Biicode as a company is gone, but the contributors are still here. One of them is now working on Conan, a C/C++ dependencies and package manager. Growing out of a very similar idea, Conan still differs from biicode: it’s decentralized, allows working with pre-built binaries, and is independent from the build system (though it uses CMake a lot. Conan also provides a hosting service, which is free for OSS.
Of course there are many more options, like CPM, a CMake toolset based on Git, though without any hosting provided. Or Hunter – another cross-platform project based on CMake and using ExternalProject_Add function as its main instrument.

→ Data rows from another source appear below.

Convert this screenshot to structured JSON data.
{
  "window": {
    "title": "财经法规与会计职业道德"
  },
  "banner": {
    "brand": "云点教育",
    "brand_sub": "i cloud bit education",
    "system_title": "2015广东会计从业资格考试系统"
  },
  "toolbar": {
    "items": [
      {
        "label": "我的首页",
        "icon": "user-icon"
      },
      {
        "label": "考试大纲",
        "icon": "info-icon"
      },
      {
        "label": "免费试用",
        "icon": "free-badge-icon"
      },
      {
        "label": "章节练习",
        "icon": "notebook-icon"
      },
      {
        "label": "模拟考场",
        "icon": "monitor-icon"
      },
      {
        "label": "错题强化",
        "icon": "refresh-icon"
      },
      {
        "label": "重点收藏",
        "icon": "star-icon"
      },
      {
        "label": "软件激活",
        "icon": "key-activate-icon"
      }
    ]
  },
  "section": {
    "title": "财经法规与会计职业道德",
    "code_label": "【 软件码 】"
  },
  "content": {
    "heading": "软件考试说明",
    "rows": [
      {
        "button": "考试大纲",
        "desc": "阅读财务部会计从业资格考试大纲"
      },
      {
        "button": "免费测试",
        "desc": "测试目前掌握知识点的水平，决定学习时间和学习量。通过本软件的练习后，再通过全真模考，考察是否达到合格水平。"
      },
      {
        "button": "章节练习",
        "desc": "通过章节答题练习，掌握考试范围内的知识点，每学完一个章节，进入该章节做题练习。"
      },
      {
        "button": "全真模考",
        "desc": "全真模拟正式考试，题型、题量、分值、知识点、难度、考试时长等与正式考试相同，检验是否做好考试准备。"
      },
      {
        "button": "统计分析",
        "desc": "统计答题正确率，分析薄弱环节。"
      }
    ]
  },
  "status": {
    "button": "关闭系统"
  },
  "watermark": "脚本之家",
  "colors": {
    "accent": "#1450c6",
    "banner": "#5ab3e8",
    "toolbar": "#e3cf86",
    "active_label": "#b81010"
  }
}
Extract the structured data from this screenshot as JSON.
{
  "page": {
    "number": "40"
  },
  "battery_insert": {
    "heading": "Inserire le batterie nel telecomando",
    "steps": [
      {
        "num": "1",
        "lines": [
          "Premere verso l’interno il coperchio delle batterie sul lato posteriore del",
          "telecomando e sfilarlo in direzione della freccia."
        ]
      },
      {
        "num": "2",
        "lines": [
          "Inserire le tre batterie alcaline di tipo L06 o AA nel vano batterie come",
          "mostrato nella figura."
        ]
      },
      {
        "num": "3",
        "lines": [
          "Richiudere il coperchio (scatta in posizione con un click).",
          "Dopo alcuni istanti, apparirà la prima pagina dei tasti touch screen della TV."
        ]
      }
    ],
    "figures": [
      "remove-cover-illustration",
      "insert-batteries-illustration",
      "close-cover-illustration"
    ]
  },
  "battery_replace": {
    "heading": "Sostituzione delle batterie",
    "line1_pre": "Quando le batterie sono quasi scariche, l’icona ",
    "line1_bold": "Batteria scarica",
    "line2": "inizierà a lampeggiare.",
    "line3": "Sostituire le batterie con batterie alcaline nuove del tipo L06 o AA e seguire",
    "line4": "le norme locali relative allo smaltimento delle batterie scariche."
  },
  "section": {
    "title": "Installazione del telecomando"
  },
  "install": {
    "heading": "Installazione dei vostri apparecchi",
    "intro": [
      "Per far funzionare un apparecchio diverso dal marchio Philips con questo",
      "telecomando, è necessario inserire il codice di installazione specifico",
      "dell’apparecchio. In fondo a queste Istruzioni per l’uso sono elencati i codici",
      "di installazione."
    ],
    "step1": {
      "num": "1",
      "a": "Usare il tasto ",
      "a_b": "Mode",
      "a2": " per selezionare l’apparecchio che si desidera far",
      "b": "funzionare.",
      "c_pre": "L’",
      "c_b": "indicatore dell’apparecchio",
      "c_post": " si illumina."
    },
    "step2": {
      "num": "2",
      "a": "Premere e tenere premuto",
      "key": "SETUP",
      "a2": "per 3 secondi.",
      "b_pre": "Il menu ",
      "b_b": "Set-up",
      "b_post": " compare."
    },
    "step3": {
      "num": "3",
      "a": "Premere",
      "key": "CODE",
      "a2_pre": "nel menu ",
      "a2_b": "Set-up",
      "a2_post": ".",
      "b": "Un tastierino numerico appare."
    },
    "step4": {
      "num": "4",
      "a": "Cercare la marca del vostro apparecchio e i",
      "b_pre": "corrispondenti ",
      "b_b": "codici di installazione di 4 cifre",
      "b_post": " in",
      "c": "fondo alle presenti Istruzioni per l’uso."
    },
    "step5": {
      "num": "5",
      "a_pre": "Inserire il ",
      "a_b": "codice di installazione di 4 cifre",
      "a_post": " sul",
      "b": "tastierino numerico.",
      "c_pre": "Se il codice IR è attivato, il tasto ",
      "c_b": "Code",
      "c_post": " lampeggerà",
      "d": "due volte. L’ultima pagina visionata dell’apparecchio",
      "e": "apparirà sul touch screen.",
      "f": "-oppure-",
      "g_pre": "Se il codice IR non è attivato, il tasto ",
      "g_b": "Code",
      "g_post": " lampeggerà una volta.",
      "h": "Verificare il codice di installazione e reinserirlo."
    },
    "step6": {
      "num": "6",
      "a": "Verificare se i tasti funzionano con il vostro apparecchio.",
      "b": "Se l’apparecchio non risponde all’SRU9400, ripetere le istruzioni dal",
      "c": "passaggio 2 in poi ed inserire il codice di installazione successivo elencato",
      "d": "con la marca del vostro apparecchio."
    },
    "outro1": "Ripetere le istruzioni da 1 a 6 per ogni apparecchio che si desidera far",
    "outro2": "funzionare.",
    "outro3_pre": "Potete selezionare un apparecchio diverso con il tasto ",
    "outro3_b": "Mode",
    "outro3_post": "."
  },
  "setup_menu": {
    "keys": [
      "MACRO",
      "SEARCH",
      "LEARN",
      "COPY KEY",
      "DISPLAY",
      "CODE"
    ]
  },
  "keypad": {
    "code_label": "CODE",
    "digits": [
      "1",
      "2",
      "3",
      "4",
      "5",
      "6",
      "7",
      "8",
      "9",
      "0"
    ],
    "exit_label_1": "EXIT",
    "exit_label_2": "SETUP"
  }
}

Having said all that, do you use a dependencies and package manager in your project? Which one? Let us know in the comments below.
In the middle of December Qt Creator 3.6.0 was released. The most interesting C++ related change is Clang Fix-its which is now integrated into Qt Creator’s refactoring actions. They’ve also added an editor for UML-style diagrams, and improved Qt Quick Designer and QMake configuration type.
Qt Roadmap for 2016 was published in February, highlighting its focus of development for this year. There are changes in the open source licensing that could be interesting (introducing LGPLv3), wider usage of C++11 in modules and Qt libraries planned, and Advanced Profiling, Static Analyzer and Qt Quick Designer features making their way into the open source version of Qt Creator 4.0.
QuantLib, an open-source library for quantitative finance, published a new release in November along with a bug fix update in January. At the same time Dmitri Nesteruk, JetBrains developer advocate, started working on porting QuantLib, which is originally configured as a Visual Studio solution, to CMake model. He posted about it in December (the post also includes some tips about building Boost on Windows) and then provided a pull request that was accepted to QuantLib master, adding initial CMake support to it.
CLion public preview
A new CLion version is going to be released in early spring and now the free Public Preview is available. It finally supports variadic templates and provides proper auto-import for STL symbols, as well as makes generation actions more accurate and their behavior a lot clearer. There are also Python and Swift plugins, and a new ‘attach to local process’ feature for more effective debugging.